During the presidential campaign, Obama expressed support for Constellation but after the election, he set up a panel of outside experts to review NASA's plans and how much they might ultimately cost.

The panel concluded NASA could not afford to implement Constellation, or any other reasonable exploration program, without an additional $3 billion or so per year, primarily to make up for earlier budget reductions.

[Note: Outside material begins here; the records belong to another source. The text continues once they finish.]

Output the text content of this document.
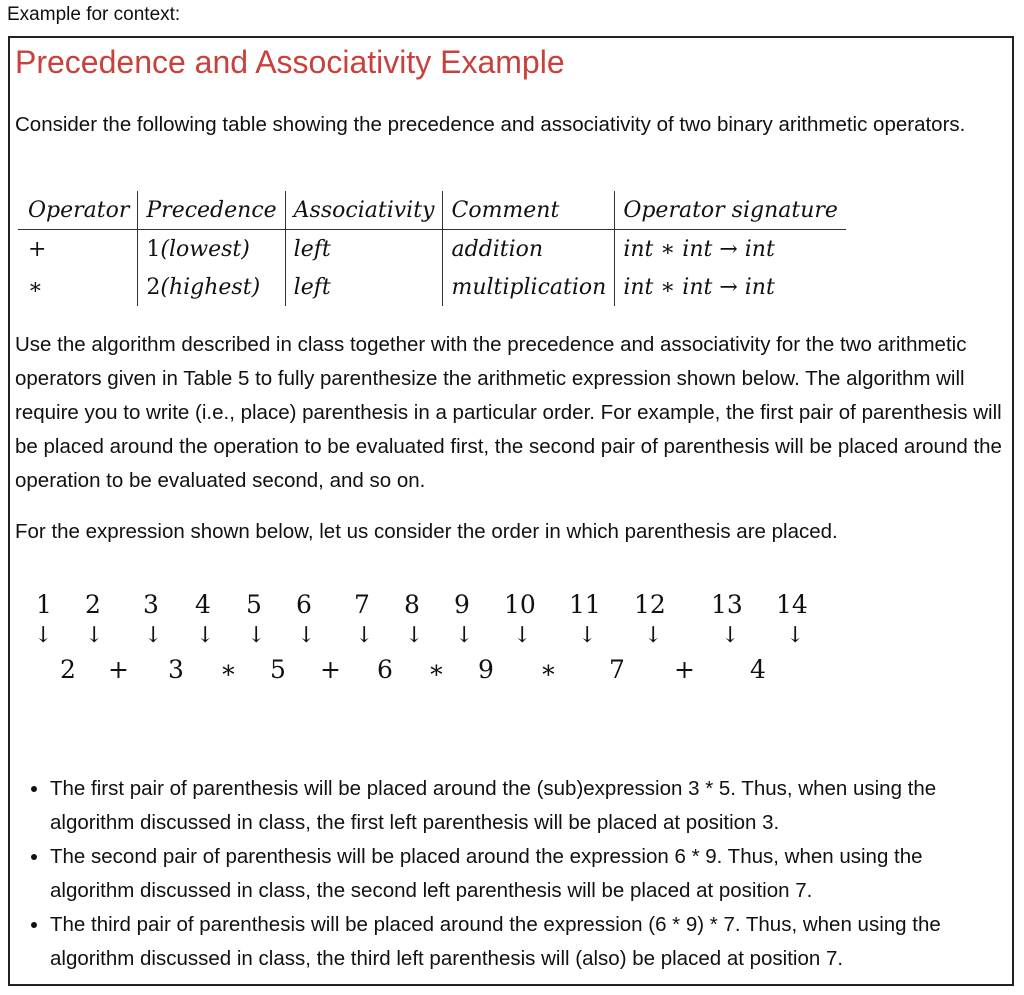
Example for context:
Precedence and Associativity Example

Consider the following table showing the precedence and associativity of two binary arithmetic operators.

Operator	Precedence	Associativity	Comment	Operator signature
+	1(lowest)	left	addition	int ∗ int → int
∗	2(highest)	left	multiplication	int ∗ int → int

Use the algorithm described in class together with the precedence and associativity for the two arithmetic operators given in Table 5 to fully parenthesize the arithmetic expression shown below. The algorithm will require you to write (i.e., place) parenthesis in a particular order. For example, the first pair of parenthesis will be placed around the operation to be evaluated first, the second pair of parenthesis will be placed around the operation to be evaluated second, and so on.

For the expression shown below, let us consider the order in which parenthesis are placed.

1 2 3 4 5 6 7 8 9 10 11 12 13 14
↓ ↓ ↓ ↓ ↓ ↓ ↓ ↓ ↓ ↓ ↓ ↓	↓ ↓
2 + 3 ∗ 5 + 6 ∗ 9 ∗ 7 + 4
• The first pair of parenthesis will be placed around the (sub)expression 3 * 5. Thus, when using the algorithm discussed in class, the first left parenthesis will be placed at position 3.
• The second pair of parenthesis will be placed around the expression 6 * 9. Thus, when using the algorithm discussed in class, the second left parenthesis will be placed at position 7.
• The third pair of parenthesis will be placed around the expression (6 * 9) * 7. Thus, when using the algorithm discussed in class, the third left parenthesis will (also) be placed at position 7.
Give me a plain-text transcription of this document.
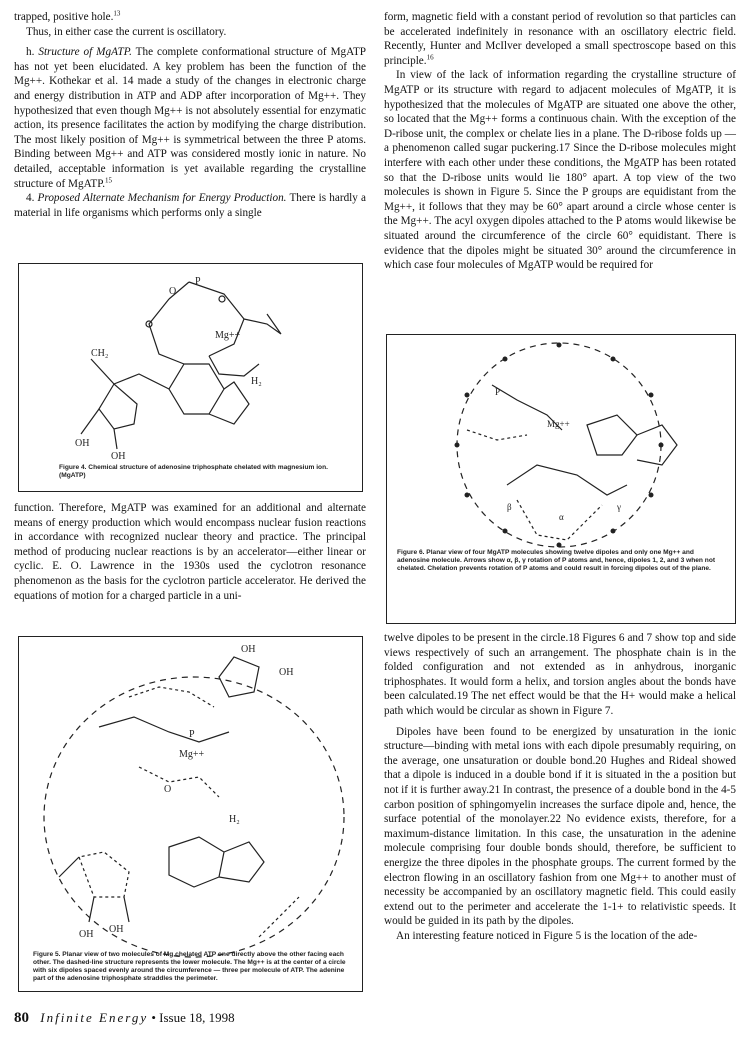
trapped, positive hole.$^{13}$

Thus, in either case the current is oscillatory.

h. Structure of MgATP. The complete conformational structure of MgATP has not yet been elucidated. A key problem has been the function of the Mg++. Kothekar et al. 14 made a study of the changes in electronic charge and energy distribution in ATP and ADP after incorporation of Mg++. They hypothesized that even though Mg++ is not absolutely essential for enzymatic action, its presence facilitates the action by modifying the charge distribution. The most likely position of Mg++ is symmetrical between the three P atoms. Binding between Mg++ and ATP was considered mostly ionic in nature. No detailed, acceptable information is yet available regarding the crystalline structure of MgATP.$^{15}$

4. Proposed Alternate Mechanism for Energy Production. There is hardly a material in life organisms which performs only a single

Mg++
H₂
CH₂
OH
OH
P
O
Figure 4. Chemical structure of adenosine triphosphate chelated with magnesium ion. (MgATP)

function. Therefore, MgATP was examined for an additional and alternate means of energy production which would encompass nuclear fusion reactions in accordance with recognized nuclear theory and practice. The principal method of producing nuclear reactions is by an accelerator—either linear or cyclic. E. O. Lawrence in the 1930s used the cyclotron resonance phenomenon as the basis for the cyclotron particle accelerator. He derived the equations of motion for a charged particle in a uni-

OH
OH
Mg++
H₂
OH OH
P
O
Figure 5. Planar view of two molecules of Mg chelated ATP one directly above the other facing each other. The dashed-line structure represents the lower molecule. The Mg++ is at the center of a circle with six dipoles spaced evenly around the circumference — three per molecule of ATP. The adenine part of the adenosine triphosphate straddles the perimeter.

form, magnetic field with a constant period of revolution so that particles can be accelerated indefinitely in resonance with an oscillatory electric field. Recently, Hunter and McIlver developed a small spectroscope based on this principle.$^{16}$

In view of the lack of information regarding the crystalline structure of MgATP or its structure with regard to adjacent molecules of MgATP, it is hypothesized that the molecules of MgATP are situated one above the other, so located that the Mg++ forms a continuous chain. With the exception of the D-ribose unit, the complex or chelate lies in a plane. The D-ribose folds up — a phenomenon called sugar puckering.17 Since the D-ribose molecules might interfere with each other under these conditions, the MgATP has been rotated so that the D-ribose units would lie 180° apart. A top view of the two molecules is shown in Figure 5. Since the P groups are equidistant from the Mg++, it follows that they may be 60° apart around a circle whose center is the Mg++. The acyl oxygen dipoles attached to the P atoms would likewise be situated around the circumference of the circle 60° equidistant. There is evidence that the dipoles might be situated 30° around the circumference in which case four molecules of MgATP would be required for

Mg++
P
β	γ
α
Figure 6. Planar view of four MgATP molecules showing twelve dipoles and only one Mg++ and adenosine molecule. Arrows show α, β, γ rotation of P atoms and, hence, dipoles 1, 2, and 3 when not chelated. Chelation prevents rotation of P atoms and could result in forcing dipoles out of the plane.

twelve dipoles to be present in the circle.18 Figures 6 and 7 show top and side views respectively of such an arrangement. The phosphate chain is in the folded configuration and not extended as in anhydrous, inorganic triphosphates. It would form a helix, and torsion angles about the bonds have been calculated.19 The net effect would be that the H+ would make a helical path which would be circular as shown in Figure 7.

Dipoles have been found to be energized by unsaturation in the ionic structure—binding with metal ions with each dipole presumably requiring, on the average, one unsaturation or double bond.20 Hughes and Rideal showed that a dipole is induced in a double bond if it is situated in the a position but not if it is further away.21 In contrast, the presence of a double bond in the 4-5 carbon position of sphingomyelin increases the surface dipole and, hence, the surface potential of the monolayer.22 No evidence exists, therefore, for a maximum-distance limitation. In this case, the unsaturation in the adenine molecule comprising four double bonds should, therefore, be sufficient to energize the three dipoles in the phosphate groups. The current formed by the electron flowing in an oscillatory fashion from one Mg++ to another must of necessity be accompanied by an oscillatory magnetic field. This could easily extend out to the perimeter and accelerate the 1-1+ to relativistic speeds. It would be guided in its path by the dipoles.

An interesting feature noticed in Figure 5 is the location of the ade-

80 Infinite Energy • Issue 18, 1998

And that did not take into account the cost of operating the International Space Station beyond 2015.

The group favored a shift to commercial launch services to carry astronauts to and from low-Earth orbit while NASA focused on development of a new heavy-lift rocket system that would enable eventual flights to the moon, nearby asteroids or even the moons of Mars.

The Obama administration agreed with the idea of commercial launch services, but it did not explicitly embrace the "flexible path" approach to deep space exploration suggested by the panel, focusing instead on development of enabling technologies and somewhat vague long-range goals.

The result, administration officials said, was an affordable, more sustainable space program.

The new commitment to development of a heavy lifter may defuse at least some of the outside criticism. But the benefits of using a scaled-down version of Orion for space station crew escape are not as clear. Seats purchased on Russian Soyuz rockets include launch and landing and the capsules remain docked at the station throughout a crew's stay, available as emergency lifeboats if needed.

Former NASA Administrator Mike Griffin, chief architect of the Constellation program and a signer of the open letter to the president, said in an email "the people who are offering this plan are flailing."

Launching the capsules atop unmanned rockets would eliminate the need for complex abort systems, he said, but even unmanned rockets are expensive, the capsules would need an autonomous rendezvous and docking capability and they would have to be periodically replaced.

"The proposed 'Orion Lite' vehicles will not carry crew to the ISS," Griffin said. "Indeed, the first time they carry crew will be in an emergency. So we will need to replace them periodically to ensure that a fresh vehicle is available. ... Through all this we will have to continue to pay the Russians for crew transfer services until and unless commercial capability emerges.

"In the end, this seems like an expensive proposition that makes simply continuing to use the Russians for crew rescue look like a bargain."